Others have elaborated on the idea by allowing data principals to opt into certain ‘data trusts’ or stewards with pre-negotiated access controls, where general attributes can be used to guide future data sharing: for example, a patient may elect to always allow healthcare providers to access her data but always deny access to pharmaceutical companies regardless of the identifiability of the data.64–66 This approach would entail data principals communicating their preferences to the consent manager to accordingly direct data toward select categories of data processers; for example, to clinical health information users, and say, public research agencies like the Indian Council of Medical Research, but not to pharmaceutical companies.12 The asynchronous and one-time (but revocable and changeable) nature of the process—made possible by the consent manager framework—may allow users to make a more informed and coercion-free choice, if citizens are encouraged to actively enrol in the system prior to clinical care.
Differential privacy
The current NDHM guidelines require that all health information processors make aggregated data available. Not only are aggregation and anonymisation inadequate for protecting privacy for the reasons described above, but many aspects of clinical and population health will require non-anonymised, high resolution data to actually be useable and useful.12 The NDHM’s Health Data Management Policy prohibits inadvertent unforeseen re-identification while processing data.14
Differential privacy (DP) seeks to balance such access to rich data while preserving privacy. It achieves this balance by differentially introducing ‘statistical noise’ in the data set, depending on what is being queried and by whom, thus combining the aforementioned approaches.

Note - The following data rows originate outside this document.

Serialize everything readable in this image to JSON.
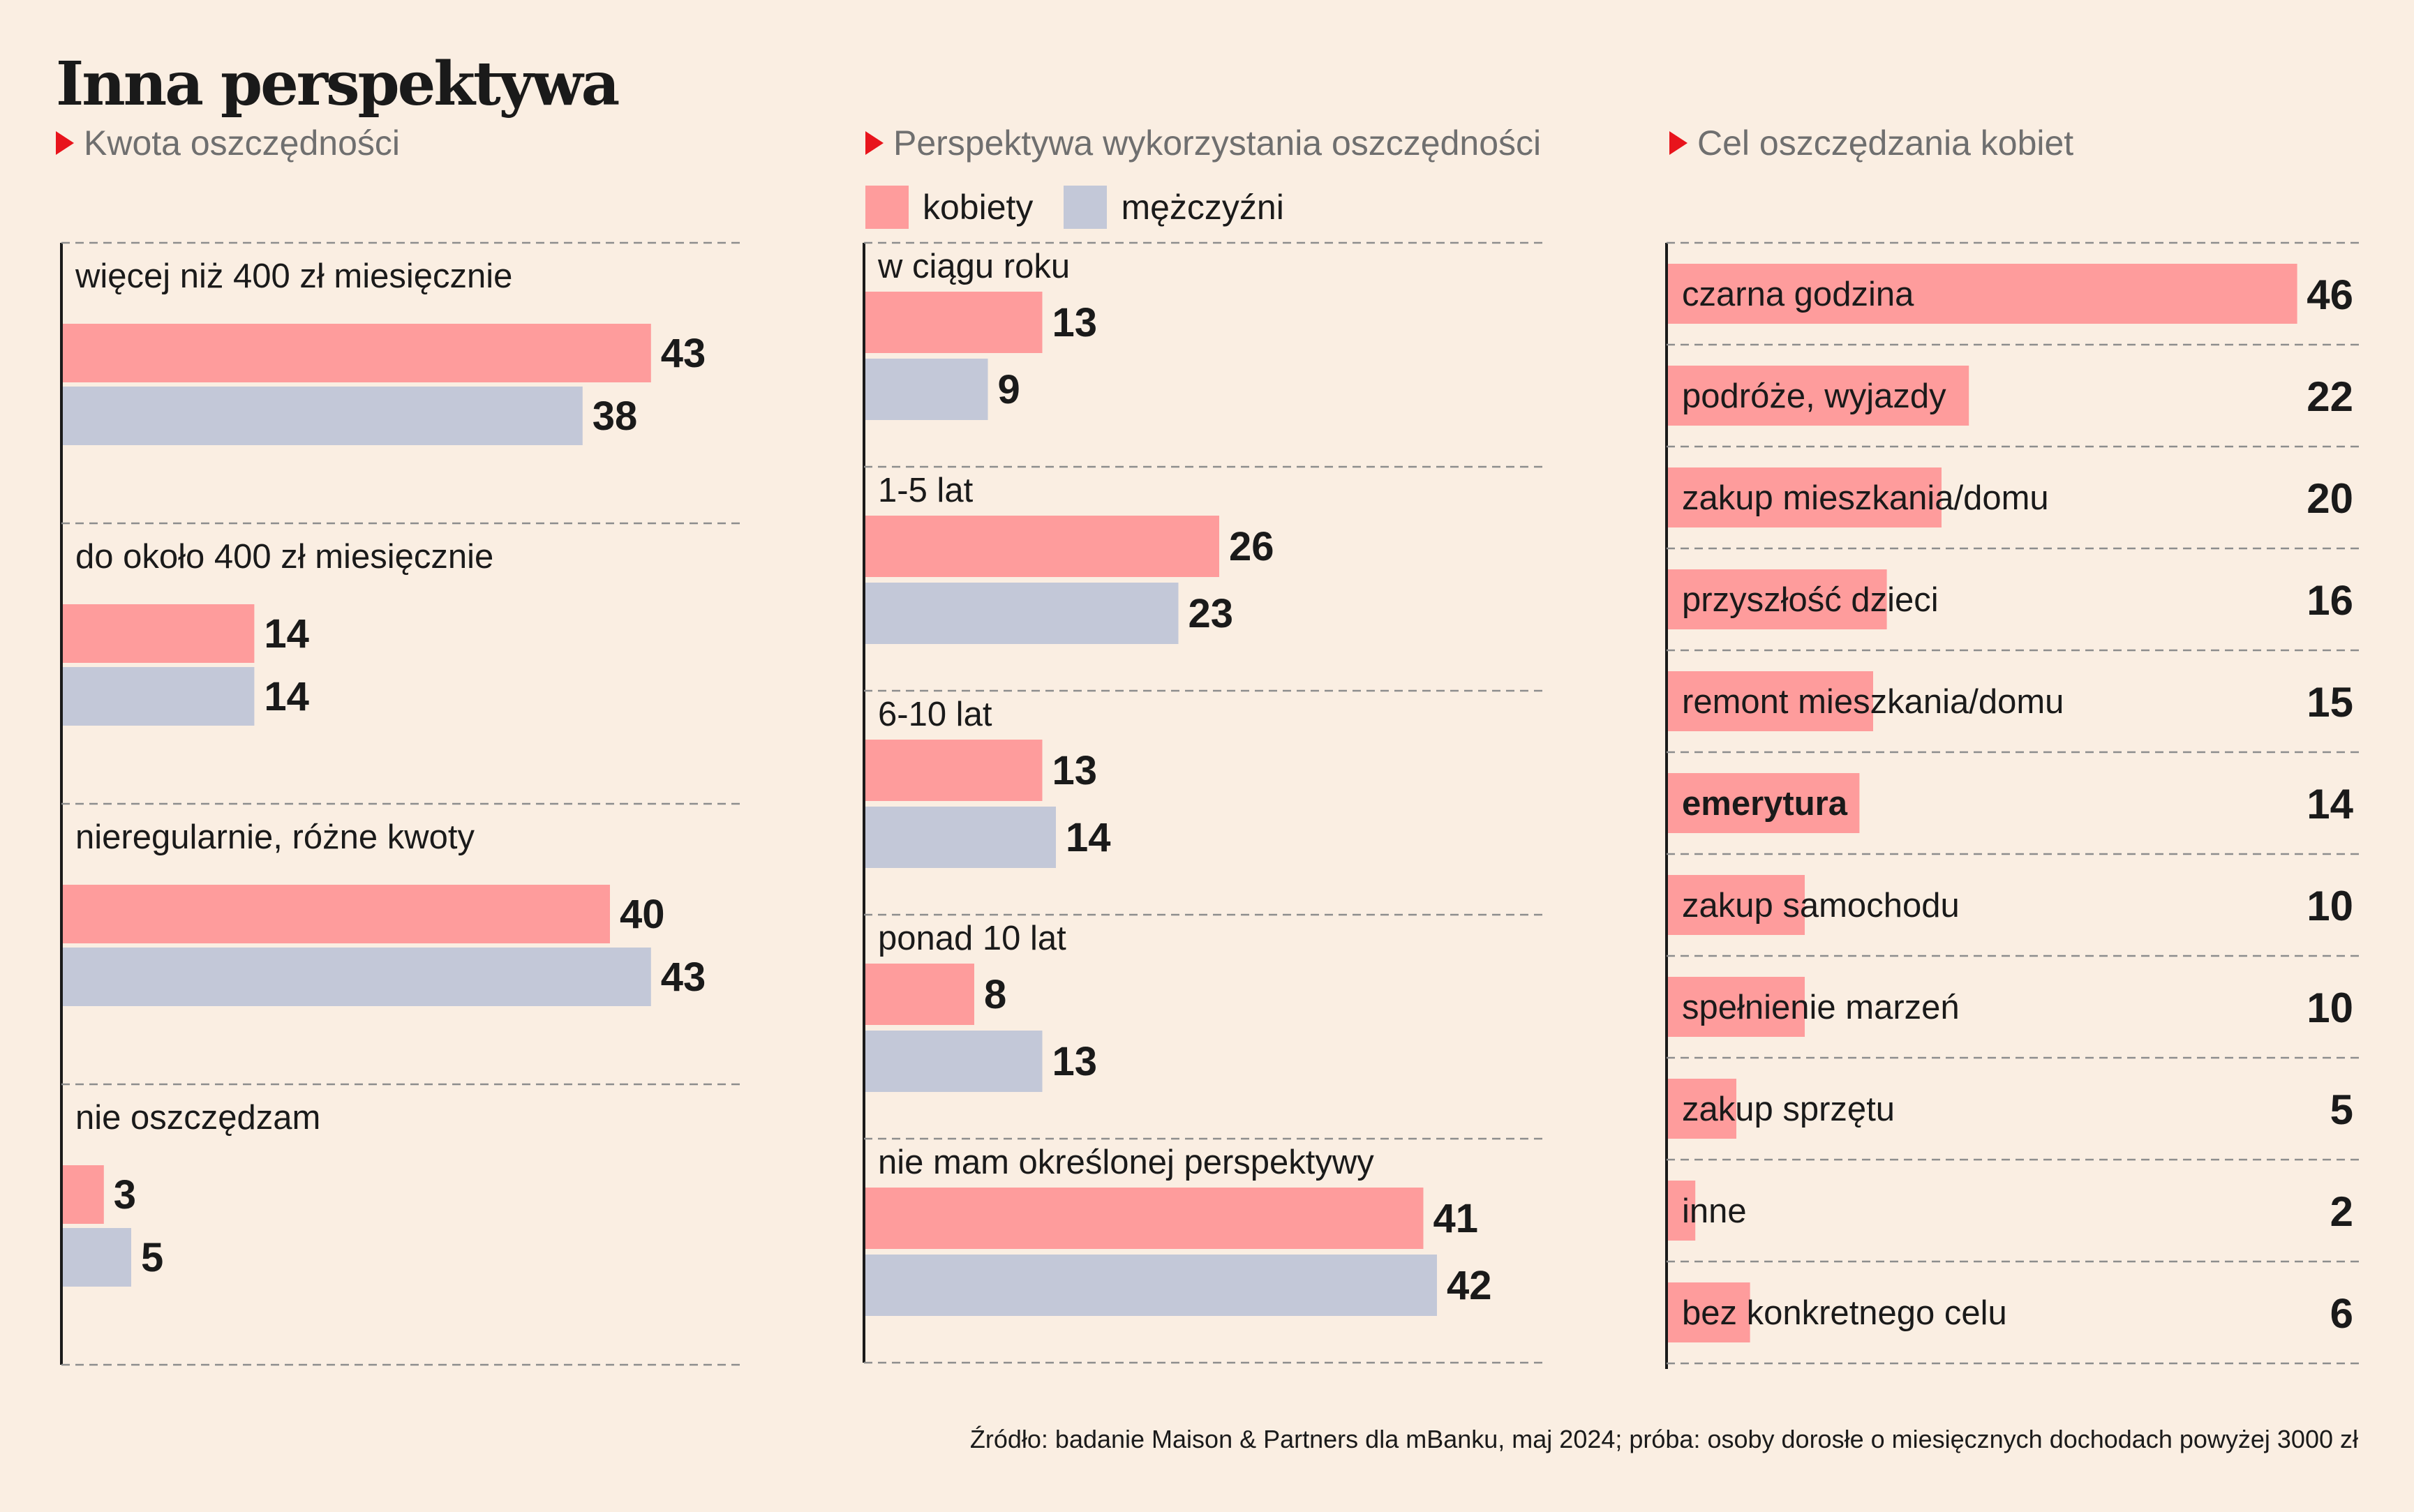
{
  "header": {
    "title": "Inna perspektywa"
  },
  "colors": {
    "background": "#faeee2",
    "women": "#fe9c9c",
    "men": "#c3c8d8",
    "accent_triangle": "#e8141c"
  },
  "source": "Źródło: badanie Maison & Partners dla mBanku, maj 2024; próba: osoby dorosłe o miesięcznych dochodach powyżej 3000 zł",
  "chart_data": [
    {
      "type": "bar",
      "orientation": "horizontal",
      "subtitle": "Kwota oszczędności",
      "categories": [
        "więcej niż 400 zł miesięcznie",
        "do około 400 zł miesięcznie",
        "nieregularnie, różne kwoty",
        "nie oszczędzam"
      ],
      "series": [
        {
          "name": "kobiety",
          "values": [
            43,
            14,
            40,
            3
          ]
        },
        {
          "name": "mężczyźni",
          "values": [
            38,
            14,
            43,
            5
          ]
        }
      ],
      "xlim": [
        0,
        50
      ],
      "grid": "dashed category separators"
    },
    {
      "type": "bar",
      "orientation": "horizontal",
      "subtitle": "Perspektywa wykorzystania oszczędności",
      "legend": {
        "position": "top-left",
        "entries": [
          "kobiety",
          "mężczyźni"
        ]
      },
      "categories": [
        "w ciągu roku",
        "1-5 lat",
        "6-10 lat",
        "ponad 10 lat",
        "nie mam określonej perspektywy"
      ],
      "series": [
        {
          "name": "kobiety",
          "values": [
            13,
            26,
            13,
            8,
            41
          ]
        },
        {
          "name": "mężczyźni",
          "values": [
            9,
            23,
            14,
            13,
            42
          ]
        }
      ],
      "xlim": [
        0,
        50
      ],
      "grid": "dashed category separators"
    },
    {
      "type": "bar",
      "orientation": "horizontal",
      "subtitle": "Cel oszczędzania kobiet",
      "categories": [
        "czarna godzina",
        "podróże, wyjazdy",
        "zakup mieszkania/domu",
        "przyszłość dzieci",
        "remont mieszkania/domu",
        "emerytura",
        "zakup samochodu",
        "spełnienie marzeń",
        "zakup sprzętu",
        "inne",
        "bez konkretnego celu"
      ],
      "highlight_category": "emerytura",
      "series": [
        {
          "name": "kobiety",
          "values": [
            46,
            22,
            20,
            16,
            15,
            14,
            10,
            10,
            5,
            2,
            6
          ]
        }
      ],
      "xlim": [
        0,
        46
      ],
      "grid": "dashed category separators"
    }
  ]
}
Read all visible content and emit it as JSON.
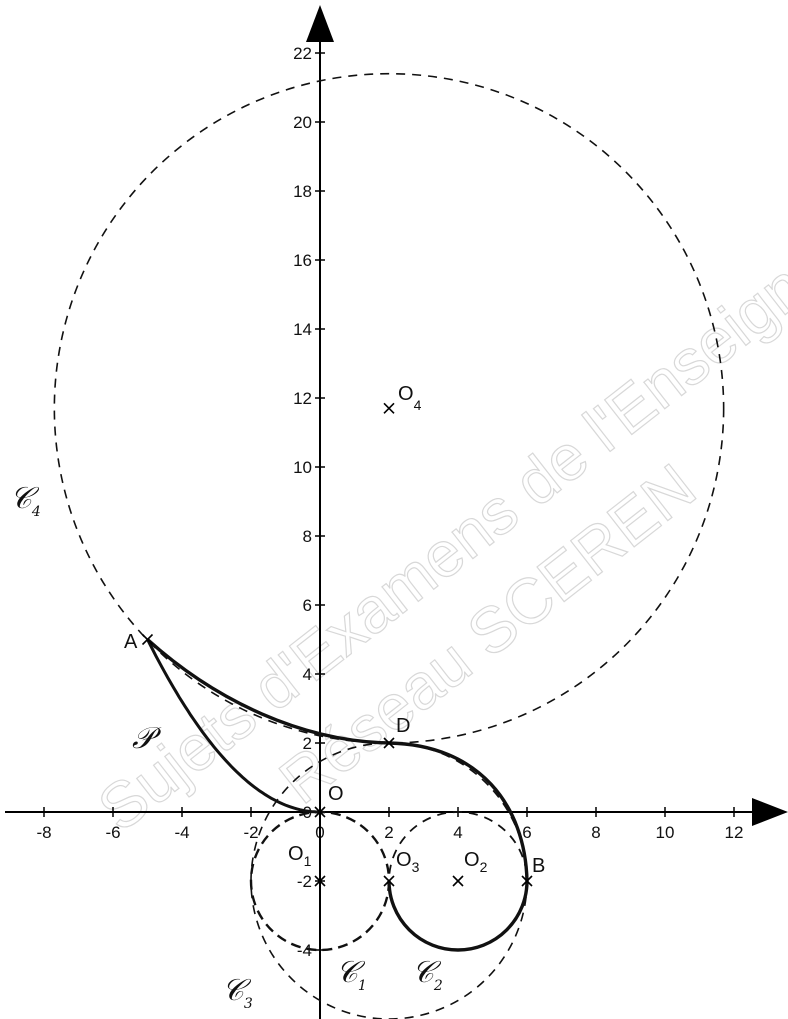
{
  "watermark": {
    "line1": "Sujets d'Examens de l'Enseignement",
    "line2": "Réseau SCEREN"
  },
  "axes": {
    "x_ticks": [
      -8,
      -6,
      -4,
      -2,
      0,
      2,
      4,
      6,
      8,
      10,
      12
    ],
    "y_ticks": [
      -4,
      -2,
      0,
      2,
      4,
      6,
      8,
      10,
      12,
      14,
      16,
      18,
      20,
      22
    ]
  },
  "points": {
    "A": {
      "label": "A",
      "x": -5,
      "y": 5
    },
    "B": {
      "label": "B",
      "x": 6,
      "y": -2
    },
    "D": {
      "label": "D",
      "x": 2,
      "y": 2
    },
    "O": {
      "label": "O",
      "x": 0,
      "y": 0
    },
    "O1": {
      "label": "O",
      "sub": "1",
      "x": 0,
      "y": -2
    },
    "O2": {
      "label": "O",
      "sub": "2",
      "x": 4,
      "y": -2
    },
    "O3": {
      "label": "O",
      "sub": "3",
      "x": 2,
      "y": -2
    },
    "O4": {
      "label": "O",
      "sub": "4",
      "x": 2,
      "y": 11.7
    }
  },
  "circles": {
    "C1": {
      "label": "𝒞",
      "sub": "1",
      "cx": 0,
      "cy": -2,
      "r": 2
    },
    "C2": {
      "label": "𝒞",
      "sub": "2",
      "cx": 4,
      "cy": -2,
      "r": 2
    },
    "C3": {
      "label": "𝒞",
      "sub": "3",
      "cx": 2,
      "cy": -2,
      "r": 4
    },
    "C4": {
      "label": "𝒞",
      "sub": "4",
      "cx": 2,
      "cy": 11.7,
      "r": 9.7
    }
  },
  "parabola": {
    "label": "𝒫",
    "equation_y_of_x": "0.2*x^2",
    "x_from": -5,
    "x_to": 0
  }
}
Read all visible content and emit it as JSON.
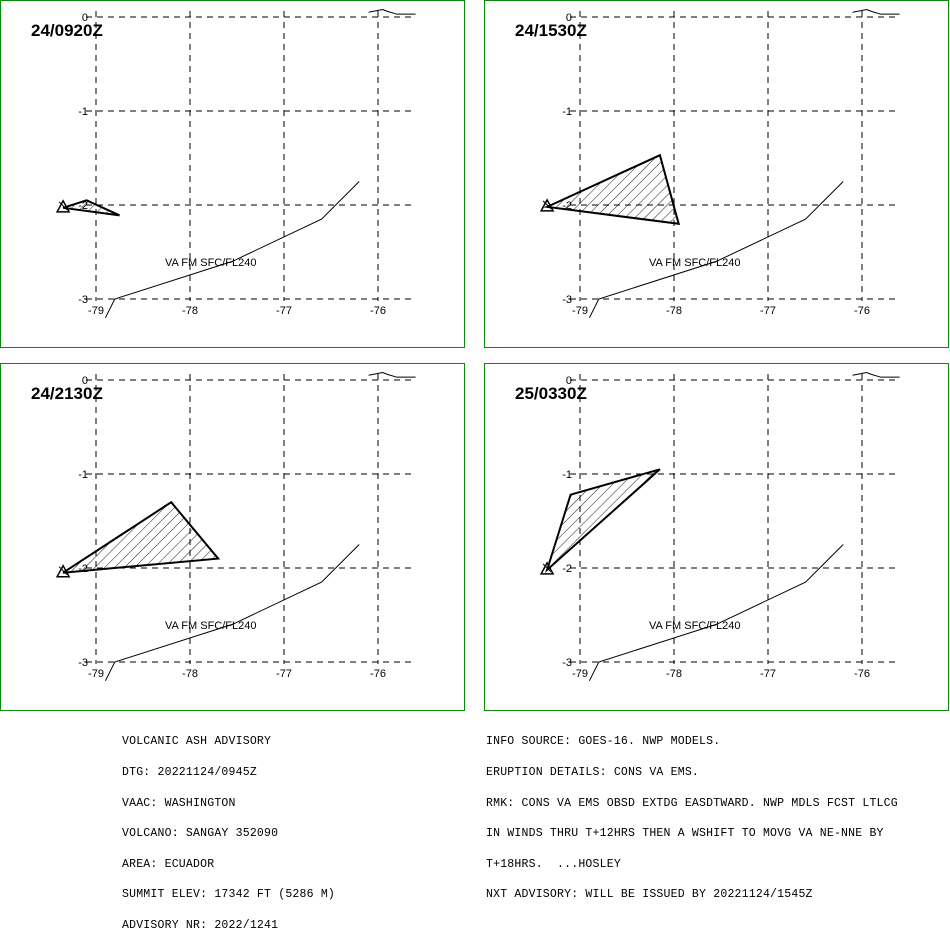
{
  "panels": [
    {
      "time": "24/0920Z",
      "label": "VA FM SFC/FL240",
      "polygon": [
        [
          -79.35,
          -2.03
        ],
        [
          -79.1,
          -1.95
        ],
        [
          -78.75,
          -2.11
        ]
      ],
      "volcano": [
        -79.35,
        -2.03
      ]
    },
    {
      "time": "24/1530Z",
      "label": "VA FM SFC/FL240",
      "polygon": [
        [
          -79.35,
          -2.02
        ],
        [
          -78.15,
          -1.47
        ],
        [
          -77.95,
          -2.2
        ]
      ],
      "volcano": [
        -79.35,
        -2.02
      ]
    },
    {
      "time": "24/2130Z",
      "label": "VA FM SFC/FL240",
      "polygon": [
        [
          -79.35,
          -2.05
        ],
        [
          -78.2,
          -1.3
        ],
        [
          -77.7,
          -1.9
        ]
      ],
      "volcano": [
        -79.35,
        -2.05
      ]
    },
    {
      "time": "25/0330Z",
      "label": "VA FM SFC/FL240",
      "polygon": [
        [
          -79.35,
          -2.02
        ],
        [
          -79.1,
          -1.22
        ],
        [
          -78.15,
          -0.95
        ]
      ],
      "volcano": [
        -79.35,
        -2.02
      ]
    }
  ],
  "axes": {
    "lon_ticks": [
      "-79",
      "-78",
      "-77",
      "-76"
    ],
    "lat_ticks": [
      "0",
      "-1",
      "-2",
      "-3"
    ],
    "lon_values": [
      -79,
      -78,
      -77,
      -76
    ],
    "lat_values": [
      0,
      -1,
      -2,
      -3
    ]
  },
  "coastline_top": [
    [
      -76.1,
      0.05
    ],
    [
      -75.95,
      0.08
    ],
    [
      -75.9,
      0.06
    ],
    [
      -75.8,
      0.03
    ],
    [
      -75.6,
      0.03
    ]
  ],
  "border_line": [
    [
      -78.9,
      -3.2
    ],
    [
      -78.8,
      -3.0
    ],
    [
      -77.55,
      -2.6
    ],
    [
      -76.6,
      -2.15
    ],
    [
      -76.2,
      -1.75
    ]
  ],
  "advisory_left": [
    "VOLCANIC ASH ADVISORY",
    "DTG: 20221124/0945Z",
    "VAAC: WASHINGTON",
    "VOLCANO: SANGAY 352090",
    "AREA: ECUADOR",
    "SUMMIT ELEV: 17342 FT (5286 M)",
    "ADVISORY NR: 2022/1241"
  ],
  "advisory_right": [
    "INFO SOURCE: GOES-16. NWP MODELS.",
    "ERUPTION DETAILS: CONS VA EMS.",
    "RMK: CONS VA EMS OBSD EXTDG EASDTWARD. NWP MDLS FCST LTLCG",
    "IN WINDS THRU T+12HRS THEN A WSHIFT TO MOVG VA NE-NNE BY",
    "T+18HRS.  ...HOSLEY",
    "NXT ADVISORY: WILL BE ISSUED BY 20221124/1545Z"
  ],
  "colors": {
    "panel_border": "#0a8a0a",
    "ink": "#000000"
  }
}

The ‘noise’ masks the contribution of each individual data point without significantly impacting the accuracy of the analysis. Moreover, the amount of information revealed from each query is calculated and deducted from an overall privacy budget to halt additional queries when personal privacy may be compromised. If effective, this approach will help alleviate some of the concerns about combining large data sets; its utility in the clinical setting is yet to be determined. There is precedent for DP as a model for collaborative research.67 Open source platforms like OpenDP are likely to accelerate use of the application of DP across disciplines.68 DP may however lead to noisy aggregates with poor utility for analytical tasks in public health.69 70 Given the nascency of DP applications, it is premature to assess utility based on field-impact.